Now it will be considered a shock if the competition is not won by either Arsenal, Chelsea, Liverpool or Manchester United.
Let me tell you, this is not the type of “shock” on which the FA Cup’s reputation was founded.
Look at the facts; in the 1950’s there were eight different winners of the FA Cup, in the 60’s there were eight again. In the 1970’s, perhaps the most magical of all FA Cup decades, there were nine different winners including two from the second division.
It should also be remembered that the eight winners of the competition in the 1950’s did not include the two most powerful teams of the decade. Wolverhampton Wanderers never so much as made it to a final in those ten years and Manchester United failed on the two occasions they did make it to Wembley, although it did take a couple of madmen centre forwards and a tragic plane crash to stop them.
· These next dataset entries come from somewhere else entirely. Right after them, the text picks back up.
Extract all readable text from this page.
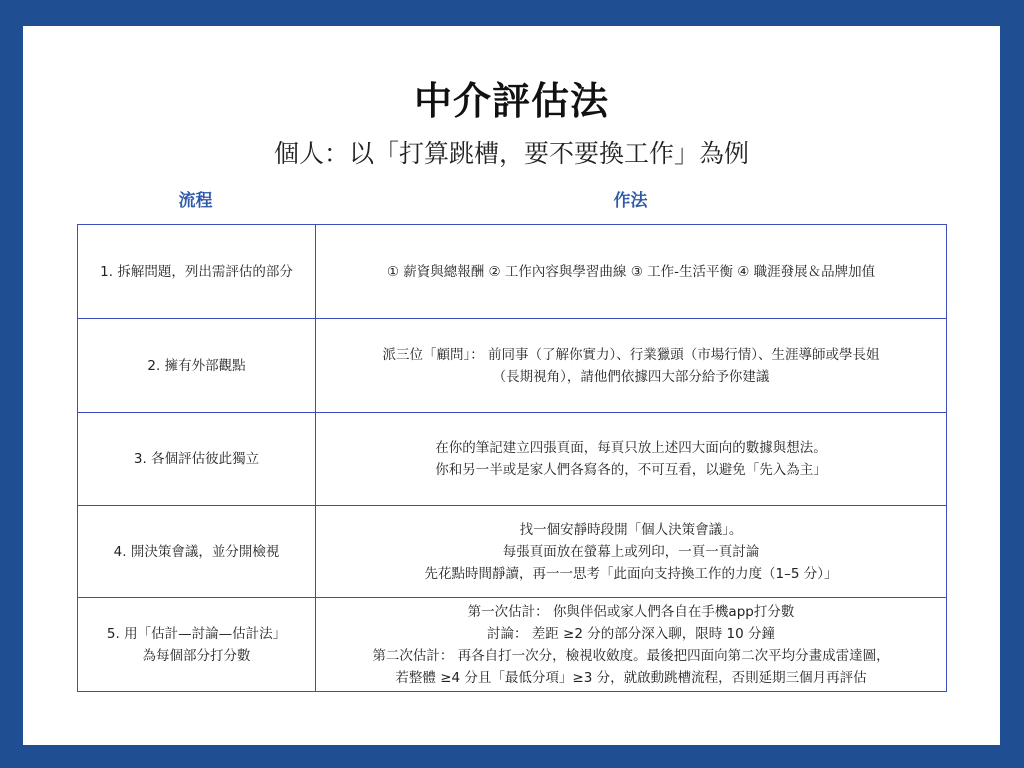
中介評估法
個人：以「打算跳槽，要不要換工作」為例
流程	作法
1. 拆解問題，列出需評估的部分	① 薪資與總報酬 ② 工作內容與學習曲線 ③ 工作-生活平衡 ④ 職涯發展＆品牌加值

2. 擁有外部觀點	派三位「顧問」： 前同事（了解你實力）、行業獵頭（市場行情）、生涯導師或學長姐
（長期視角），請他們依據四大部分給予你建議

3. 各個評估彼此獨立	在你的筆記建立四張頁面，每頁只放上述四大面向的數據與想法。
你和另一半或是家人們各寫各的，不可互看，以避免「先入為主」

4. 開決策會議，並分開檢視	找一個安靜時段開「個人決策會議」。
每張頁面放在螢幕上或列印，一頁一頁討論
先花點時間靜讀，再一一思考「此面向支持換工作的力度（1–5 分）」

5. 用「估計—討論—估計法」
為每個部分打分數	第一次估計： 你與伴侶或家人們各自在手機app打分數
討論： 差距 ≥2 分的部分深入聊，限時 10 分鐘
第二次估計： 再各自打一次分，檢視收斂度。最後把四面向第二次平均分畫成雷達圖，
若整體 ≥4 分且「最低分項」≥3 分，就啟動跳槽流程，否則延期三個月再評估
The rot began somewhat in the 1980’s when there were only seven different winners, although one of those was a second division side and there was also the unlikely double of Coventry City and Wimbledon winning the competition back to back.
The 1990’s saw only six different winners and so far this decade there have been just the four usual suspects.
In fact since Wimbledon famously lifted the trophy in 1988 there have only been six different winners of the FA Cup and, of those, Spurs and Everton have lifted the cup only once each leaving United, Liverpool, Arsenal and Chelsea to greedily devour the rest themselves.
That’s not magic is it?
Genuine giant killings seem to be a thing of the past as well. In the 50’s Port Vale put out the cup holders Blackpool on their way to the semi finals where they lost to a disputed penalty while Bournemouth won at Wolves and beat Tottenham before losing narrowly to the Busby Babes in 1957.
In 1959 Norwich City, another third division club, made it to the semi finals, beating Manchester United and Spurs along the way, before losing by the only goal in a replay. This was also the year that Worcester City beat Liverpool, but Bill Shankly’s team were only in the second division themselves then so it hardly counts.
In the 1960’s Crewe Alexandra won at Chelsea, having lost at Tottenham 13-2 the previous year, but again it was the 1970’s that proved a real vintage era for the competition.
We had Colchester United dumping out Don Revie’s great Leeds side as well as Ronnie Radford’s Hereford United taking out Newcastle.
We had two second division winners in Sunderland and Southampton who embarrassed the red hot favourites Leeds and Man U. respectively.
Another second division club, Fulham, made the final in 1975 and a year later Crystal Palace, from the third division, made it to the semis.
On top of all that we had Wimbledon, a non league club, winning away at first division Burnley before taking Leeds to a replay and only going down by a single, cruelly deflected, goal as well as Wrexham and Blyth Spartans in 1978 who ended up playing each other in the 5th round and providing one of the most dramatic ties imaginable.
The 1980’s continued to provide us with upsets, not that any of us were unduly upset. Bournemouth dumped out Manchester United, the holders, in 1984 while Sutton United toppled Coventry City in 1989.
The 1990’s threw up the glory that was Wrexham beating Arsenal with a splendid Mickey Thomas free kick but since then real shocks have been hard to come by.
In all fairness I must point out that money isn’t the only thing spoiling the romance of the cup. Probably all of the upsets mentioned above would have taken place on mudheaps akin to quicksand with defenders kicking lumps out of their supposed betters with virtual immunity.
The cup used to be the great leveller. Now it’s just another glaring demonstration of the haves and have nots.
Not so much the ultimate sporting democracy as another sporting autocracy.
And just as in any other walk of life nobody really enjoys seeing those with everything lording it over those who have nothing, except the privileged few themselves.